Thursday, July 13, 2017

I miss the rains down in Bridgetown

So, I went in to R. S. Belcher's latest return to Golgotha, Nevada, with as much of an open mind as I could muster, since, unlike previous entries in the series, this one is focused predominantly on only one character. Given the last two books in the series have been ensemble pieces with all the lunatics playing their own roles in the proceedings, I wasn't sure if following Maude Stapleton away from Golgotha would retain the magic that made the first two books so entertaining.

As it turns out, I needn't have worried much, since it seems Golgotha's weirdness isn't the only pocket of surrealness in the post Civil War world. Indeed, while Maude's narrative is set in 1870, we also follow her "Grandmother", Pirate Queen Anne Bonney across the oceans of 1721 on a quest of her own to find Carcosa deep in the heart of Africa. And in one really strange passage, the two timelines converge, making for one heck of a passage.

So, basically, we catch up with Maude not long after the end of The Shotgun Arcana, returning to her roots in Charleston, South Carolina, where her father has taken her daughter Constance. Leaving behind her new love, Mutt, she seeks full custody of her daughter and control of her inheritance from her Grandmother. Not to say there aren't complications of both the normal legal, but that comes in later.

In the mean time, we join Anne escaping the hangman's noose in Port Royal, Jamaica. She's gravid with child, and ends up delivering a son on the beach as part of her escape. Giving her son up to a friend to deliver to her family in South Carolina until she can return, she sets off on a quest for a city she's dreamed of paved with the bones of monsters.

Anne's story eventually chronicles her voyage to becoming the first Westerner to become a Daughter of Lilith. Maude, already being one, and in the process of teaching Constance to be one, must deal with her sisters within the rather small company, who seem to think that Constance needs to be sacrificed to refill the Grail that Maude emptied towards the end of book 1. We learn of the origins of Lilith mythology in this setting, and we learn of Lilith's husband, Typhon, who has a sect of his own, the aptly named Sons of Typhon, who's blood is much like the slick oil that was causing people to go nuts back in book 1.

As with just about every book in the Golgotha series, there's much to unpack in terms of mythology represented. Anne's tale takes us through the Oya and Orishas, while Maude's contemporaries represent Aztec and Oriental cultural mythologies as well.

It's also fair to say that Golgotha gets a little of its own placement in the narrative, as letters between Maude and Mutt travel a few times in the narrative. Mind you, this is where the odder bits of humor float up, as the local golem maker is reported to have hooked up with Shelley Wollstone, and a new brand of snake oil is drawing in customers from places like far off Night Vale.

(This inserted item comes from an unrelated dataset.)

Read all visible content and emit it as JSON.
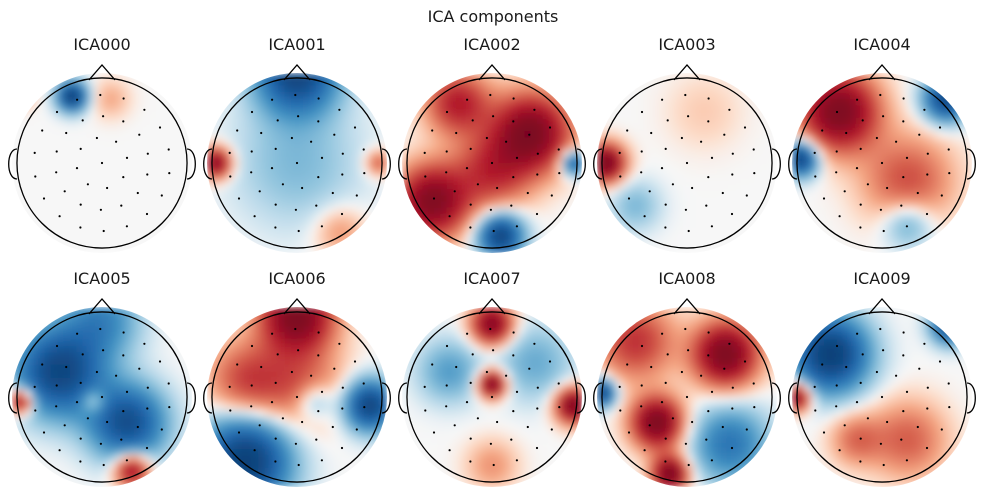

And Maude even gets a bit of non-Mutt romance with a reporter who trails her doggedly through the book, even joining in her desperate flight to Carcosa on Anne's old ship, the Hecate.

My only regret on finishing this volume is realizing it's likely be a few years before we get another Golgotha volume, since I assume we'll be dealing with his other two series again before we return to Nevada.